Sur les réseaux, beaucoup relient cette scène à la théorie du bleu, déjà vue après les feux de Paradise en 2018, à Hawaï en 2023, au Chili en 2024 ou près de Los Angeles. Même scénario : un objet ou un bâtiment bleu épargné, et l’idée qu’il résisterait aux flammes ou pire, à des lasers secrets. La photo de la piscine girondine nourrit exactement ce récit.
La “théorie du bleu”, un complot qui aime les images chocs
Au cœur de cette théorie, une accusation : les incendies ne seraient pas naturels mais provoqués par des armes à énergie dirigée, souvent désignées sous l’acronyme DEW. Ces armes tireraient des rayons capables d’enflammer sélectivement des zones, tout en “respectant” les objets bleus qui deviendraient soudain protecteurs. Peindre son toit en bleu est ainsi présenté comme une parade.

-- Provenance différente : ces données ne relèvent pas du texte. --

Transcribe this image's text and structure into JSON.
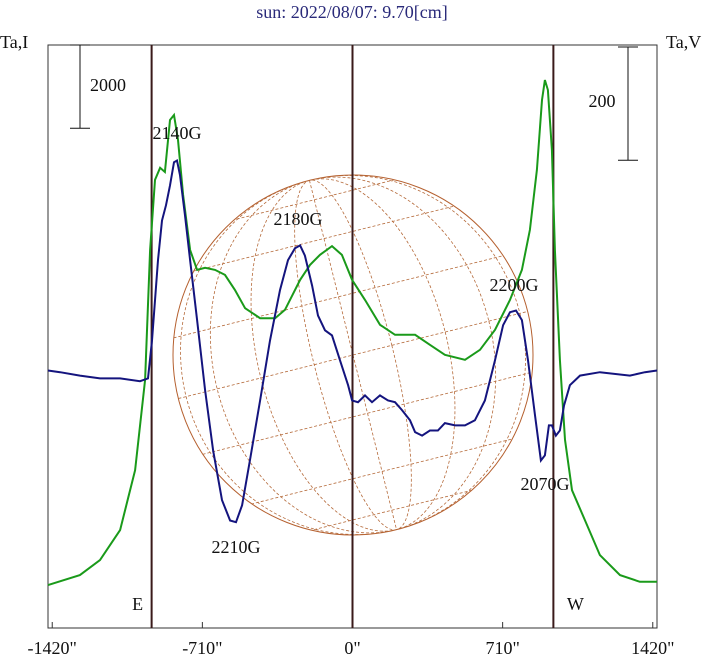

Une vidéo virale, vue plus de 1,8 million de fois sur X, montre par exemple un homme repeignant le toit de sa maison en bleu en expliquant que cette couleur appartiendrait à Dieu et serait donc épargnée. Ce mélange de références religieuses, de technologie militaire et d’images spectaculaires séduit. Mais il ne repose sur aucune preuve matérielle.